– Три фунта изюма стоили рубль.

Или:

– Корица шла по цене от десяти до пятнадцати копеек за кулёчек. А как пахла! Как пахла!

Лея принюхалась к липе, как к коричному дереву, и в те просветленные мгновения не только ей, но и им мнилось, будто от обыкновенной литовской липы по всему парку струится ни с чем не сравнимый сладостный аромат далеких рощ и морей.

Моше Гершензон, и тот шмыгал своим увесистым, как огурец, носом. Но больше всего радовался Ицхак Малкин: оказывается, и ее, Леи, воспоминания могут щекотать ноздри. Велика ли радость, когда входишь в воспоминания только, как в мертвецкую, из которой разит трупным запахом? Уж лучше дышать воздухом колониальной лавки. Что с того, что ничего не купишь? Но зато в свою кладовую, в сердце, можно все сложить безоглядно и навсегда.

Натан Гутионтов, забыв о своем увечье, вьюном вертелся вокруг Ицхака. Он размахивал бритвой, как шашкой, ее лезвие сверкало в воздухе, и от этого сверкания рябило в глазах.

Право слово, никогда еще в жизни Натан не работал с таким тщанием и ответственностью, как сейчас. Даже самый маленький порез был бы для него позором, даже капелька крови запятнала бы его честь, его радость, по которой он так истосковался.

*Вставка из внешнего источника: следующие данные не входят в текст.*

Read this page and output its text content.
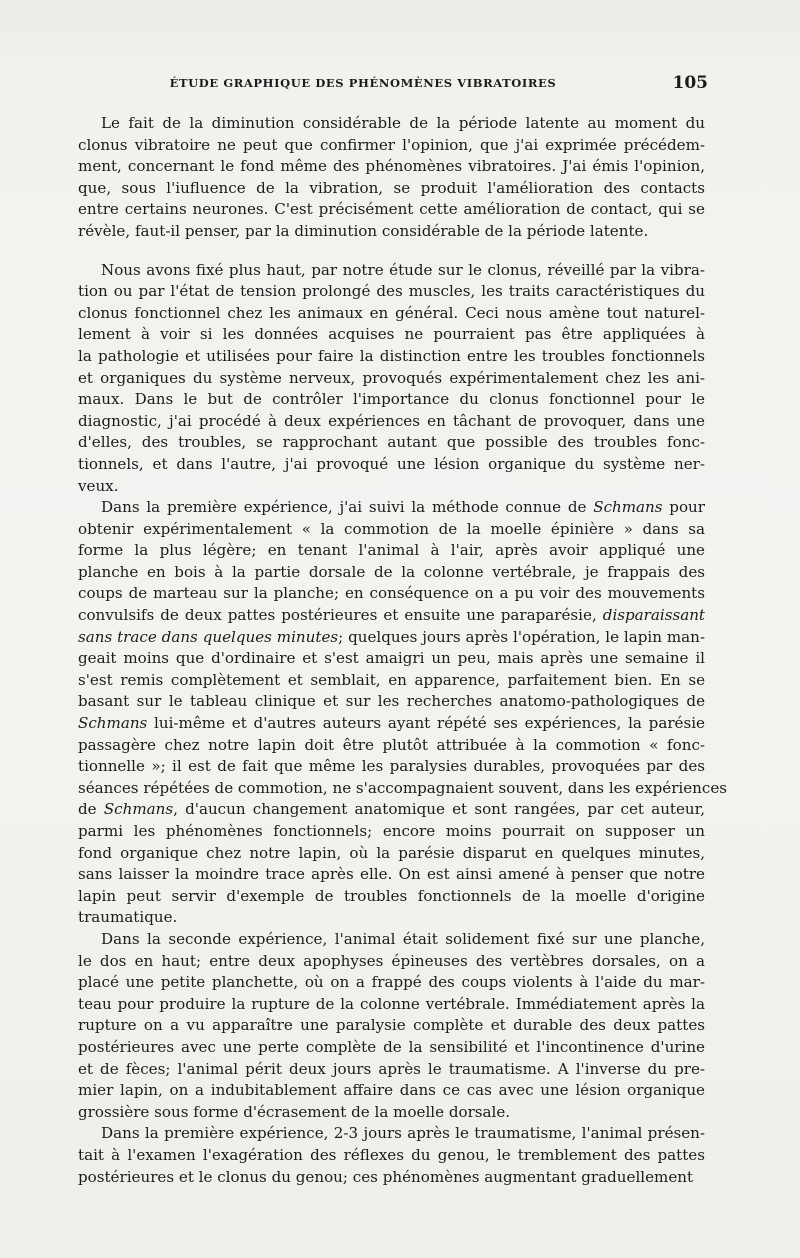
ÉTUDE GRAPHIQUE DES PHÉNOMÈNES VIBRATOIRES	105
Le fait de la diminution considérable de la période latente au moment du
clonus vibratoire ne peut que confirmer l'opinion, que j'ai exprimée précédem-
ment, concernant le fond même des phénomènes vibratoires. J'ai émis l'opinion,
que, sous l'iufluence de la vibration, se produit l'amélioration des contacts
entre certains neurones. C'est précisément cette amélioration de contact, qui se
révèle, faut-il penser, par la diminution considérable de la période latente.
Nous avons fixé plus haut, par notre étude sur le clonus, réveillé par la vibra-
tion ou par l'état de tension prolongé des muscles, les traits caractéristiques du
clonus fonctionnel chez les animaux en général. Ceci nous amène tout naturel-
lement à voir si les données acquises ne pourraient pas être appliquées à
la pathologie et utilisées pour faire la distinction entre les troubles fonctionnels
et organiques du système nerveux, provoqués expérimentalement chez les ani-
maux. Dans le but de contrôler l'importance du clonus fonctionnel pour le
diagnostic, j'ai procédé à deux expériences en tâchant de provoquer, dans une
d'elles, des troubles, se rapprochant autant que possible des troubles fonc-
tionnels, et dans l'autre, j'ai provoqué une lésion organique du système ner-
veux.
Dans la première expérience, j'ai suivi la méthode connue de Schmans pour
obtenir expérimentalement « la commotion de la moelle épinière » dans sa
forme la plus légère; en tenant l'animal à l'air, après avoir appliqué une
planche en bois à la partie dorsale de la colonne vertébrale, je frappais des
coups de marteau sur la planche; en conséquence on a pu voir des mouvements
convulsifs de deux pattes postérieures et ensuite une paraparésie, disparaissant
sans trace dans quelques minutes; quelques jours après l'opération, le lapin man-
geait moins que d'ordinaire et s'est amaigri un peu, mais après une semaine il
s'est remis complètement et semblait, en apparence, parfaitement bien. En se
basant sur le tableau clinique et sur les recherches anatomo-pathologiques de
Schmans lui-même et d'autres auteurs ayant répété ses expériences, la parésie
passagère chez notre lapin doit être plutôt attribuée à la commotion « fonc-
tionnelle »; il est de fait que même les paralysies durables, provoquées par des
séances répétées de commotion, ne s'accompagnaient souvent, dans les expériences
de Schmans, d'aucun changement anatomique et sont rangées, par cet auteur,
parmi les phénomènes fonctionnels; encore moins pourrait on supposer un
fond organique chez notre lapin, où la parésie disparut en quelques minutes,
sans laisser la moindre trace après elle. On est ainsi amené à penser que notre
lapin peut servir d'exemple de troubles fonctionnels de la moelle d'origine
traumatique.
Dans la seconde expérience, l'animal était solidement fixé sur une planche,
le dos en haut; entre deux apophyses épineuses des vertèbres dorsales, on a
placé une petite planchette, où on a frappé des coups violents à l'aide du mar-
teau pour produire la rupture de la colonne vertébrale. Immédiatement après la
rupture on a vu apparaître une paralysie complète et durable des deux pattes
postérieures avec une perte complète de la sensibilité et l'incontinence d'urine
et de fèces; l'animal périt deux jours après le traumatisme. A l'inverse du pre-
mier lapin, on a indubitablement affaire dans ce cas avec une lésion organique
grossière sous forme d'écrasement de la moelle dorsale.
Dans la première expérience, 2-3 jours après le traumatisme, l'animal présen-
tait à l'examen l'exagération des réflexes du genou, le tremblement des pattes
postérieures et le clonus du genou; ces phénomènes augmentant graduellement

Господи, он снова парикмахер! Неважно, что трудится не в сверкающем зеркалами салоне, а в закрытом до начала лета кафе, что на нем не белоснежный халат, а дождевая курточка с капюшоном, что клиент сидит не в кожаном кресле, а на выщербленном пластмассовом стуле и что на таком же пластмассовом столике нет ни штифта, ни зеркальца, ни пульверизатора.

Зачем ему, Гутионтову, пульверизатор и одеколон – он освежит Ицхака своей благодарностью, своим дыханием. Как жаль, что за его работой не наблюдают ни брюзга Моше Гершензон, ни опаленный несчастьями Гирш Оленев-Померанц. Натан им бесчисленное множество раз предлагал: приходите ко мне домой, я буду вас стричь и брить бесплатно до гробовой доски; не хотите бесплатно – вытаскивайте кошельки, я вас не разорю, возьму с вас копейки. Но они, негодяи, не желают ни даром, ни за деньги.

Брался за бритву Гутионтов и раньше – бывало, забежит пьяница-сосед, Натан его пострижет и побреет и даже магарыч тому поставит, только, мол, приходи.

Но одно дело пьяница, а другое – Малкин. Ицхак сам уже лет пять иголку в руки не берет. Как отпраздновал свой трудовой юбилей – семьдесят лет с того дня, как в подмастерья попросился, – так и не шьет. Воткнул все иголочки в подушечку и повесил над кроватью.

Правда, неукротимый Гирш Оленев-Померанц уверяет, что Малкин нет-нет, да оседлает «Зингера».

Когда Гутионтов спросил у флейтиста, а что Ицхак, оседлав своего коня, делает, Гирш Оленев-Померанц замялся и сказал:

– Сидит и нажимает на педали. Портному хорошо: закрыл глаза – и кати по белу свету. Разве сравнишь его с парикмахером? Есть и у цирюльника машинка, но стрекочи, не стрекочи, никуда на ней не уедешь, никуда не улетишь.

Как жаль, что до сих пор не пришли ни Моше Гершензон, ни Гирш Оленев-Померанц. Если же дождь прекратится, и подоспеет Лея Стависская, то в ней что проку?

Не успел Гутионтов подумать о Лее, как она вдруг двинулась сквозь дождь, без зонтика, к павильону летнего кафе. Шла она не одна, а в сопровождении чернявой внучки Авивы, высокой девочки в белоснежной майке, на которой по-английски было начертано: «Beatles». В руках у нее была зачехленная ракетка. Авива по вторникам и четвергам училась играть на корте, расположенном по соседству.

Стависская шла, вытянув вперед руку, как будто пыталась, как занавес, раздвинуть струи дождя.

Ицхак неотрывно смотрел на нее и ловил себя на мысли, что перед ним – ослепшая нищенка, которая вот-вот застучит клюкой о мокрую землю. Он силился представить ее черноокой местечковой красавицей, продающей в лавке колониальных товаров все сладости мира, но никак не мог.